OpenAI Lets AI Take the Wheel
OpenAI has released GPT-5.4, a new version of its flagship model that significantly differs from previous iterations. What makes the launch particularly noteworthy is that, for the first time, the model has the built-in ability to operate a computer directly — without the user needing to do anything other than provide a task, according to The Verge.
Specifically, this means GPT-5.4 can open programs, click within user interfaces, fill out forms, and navigate between applications. The company particularly highlights use cases related to spreadsheets, documents, and presentations — in other words, everyday office work.
GPT-5.4 is the first major sign that AI companies are moving from answering questions to actually performing the job.
What Does "Native Computer Use" Mean?
The term "native computer use" refers to the model not relying on external add-ons or API calls to interact with an operating system. It handles this natively. This is a technical distinction with significant practical implications: the agent can operate on older software and local applications, not just cloud-based services with open interfaces.

Not Alone in the Race
OpenAI is far from the only company investing in this type of capability. According to research overviews of the field, Anthropic has already enabled its Claude model to function as a desktop operator — it can control native applications and the entire operating system, not just the browser. Benchmark tests are said to show strong performance on complex desktop tasks.

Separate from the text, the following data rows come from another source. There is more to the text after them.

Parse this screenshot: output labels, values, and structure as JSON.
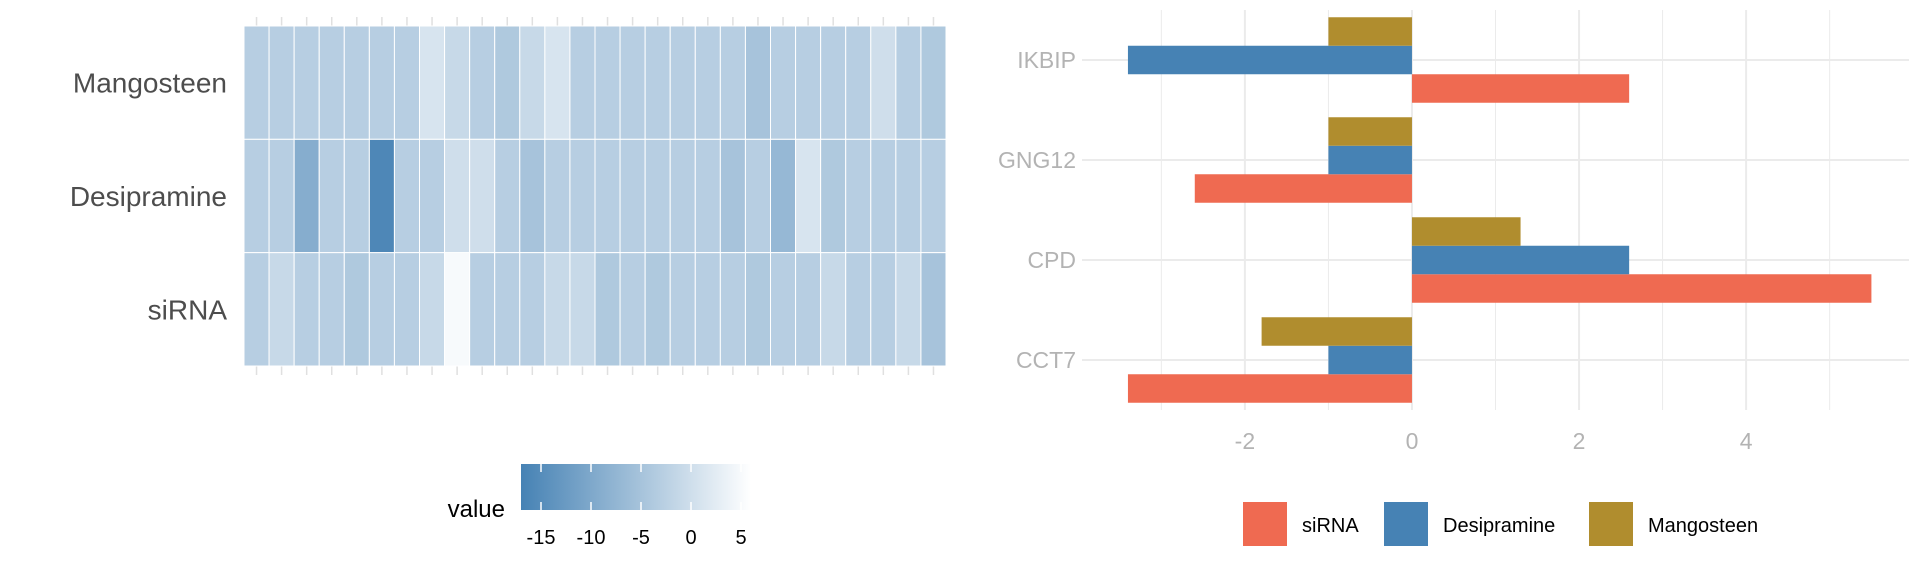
{
  "chart_data": [
    {
      "type": "heatmap",
      "title": "",
      "rows": [
        "Mangosteen",
        "Desipramine",
        "siRNA"
      ],
      "n_columns": 28,
      "values": [
        [
          -3,
          -3,
          -3,
          -3,
          -3,
          -3,
          -3,
          1,
          -1,
          -3,
          -4,
          -1,
          1,
          -3,
          -3,
          -3,
          -3,
          -3,
          -3,
          -3,
          -5,
          -3,
          -3,
          -3,
          -3,
          0,
          -3,
          -4
        ],
        [
          -3,
          -3,
          -9,
          -3,
          -3,
          -16,
          -3,
          -3,
          0,
          0,
          -3,
          -5,
          -3,
          -3,
          -3,
          -3,
          -3,
          -3,
          -3,
          -5,
          -3,
          -7,
          1,
          -4,
          -3,
          -3,
          -3,
          -3
        ],
        [
          -3,
          -1,
          -3,
          -3,
          -4,
          -3,
          -3,
          -1,
          5,
          -3,
          -3,
          -3,
          -1,
          -1,
          -4,
          -3,
          -4,
          -3,
          -3,
          -3,
          -4,
          -3,
          -3,
          -1,
          -3,
          -3,
          -1,
          -5
        ]
      ],
      "legend": {
        "title": "value",
        "min": -17,
        "max": 6,
        "ticks": [
          -15,
          -10,
          -5,
          0,
          5
        ],
        "low_color": "#4682b4",
        "high_color": "#ffffff"
      },
      "colors": {
        "tile_border": "#ffffff",
        "row_label": "#4d4d4d"
      }
    },
    {
      "type": "bar",
      "orientation": "horizontal",
      "title": "",
      "xlabel": "",
      "ylabel": "",
      "categories": [
        "IKBIP",
        "GNG12",
        "CPD",
        "CCT7"
      ],
      "series": [
        {
          "name": "siRNA",
          "color": "#ef6a51",
          "values": [
            2.6,
            -2.6,
            5.5,
            -3.4
          ]
        },
        {
          "name": "Desipramine",
          "color": "#4682b4",
          "values": [
            -3.4,
            -1.0,
            2.6,
            -1.0
          ]
        },
        {
          "name": "Mangosteen",
          "color": "#b08d2e",
          "values": [
            -1.0,
            -1.0,
            1.3,
            -1.8
          ]
        }
      ],
      "xlim": [
        -3.95,
        5.95
      ],
      "xticks": [
        -2,
        0,
        2,
        4
      ],
      "grid": true,
      "legend_position": "bottom",
      "colors": {
        "grid": "#ebebeb",
        "axis_text": "#b3b3b3"
      }
    }
  ]
}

Microsoft, for its part, has launched a "computer use" preview in Copilot Studio, which allows AI agents to interact with programs just as a human would — including legacy software that lacks modern API support. Google announced Project Mariner at Google I/O 2025, an experimental Gemini-based agent that can perform tasks across the web.

The Market is Growing Rapidly
Figures from analysis firms underscore that this is not a niche phenomenon. Gartner estimates that 40 percent of enterprise applications will have integrated agent-based AI by the end of 2026, according to the research overview underlying this article. This figure suggests that the technology is moving from the experimental phase into the core business of large organizations.
Oversight Questions Remain
It is worth noting that while the functionality has been confirmed by OpenAI and reported by The Verge, many details regarding performance, limitations, and security have not yet been independently verified. Questions about what happens when an AI agent makes mistakes in a production environment, who is responsible, and how user data is handled during agent operations are not answered in the available source material.
Frameworks like Microsoft's Semantic Kernel explicitly emphasize compliance, governance, and observability for large-scale deployment — indicating that the industry itself is aware that autonomy and control must be balanced.
Regardless, GPT-5.4 is a concrete signal of the direction the journey is taking: towards AI systems that not only advise but act.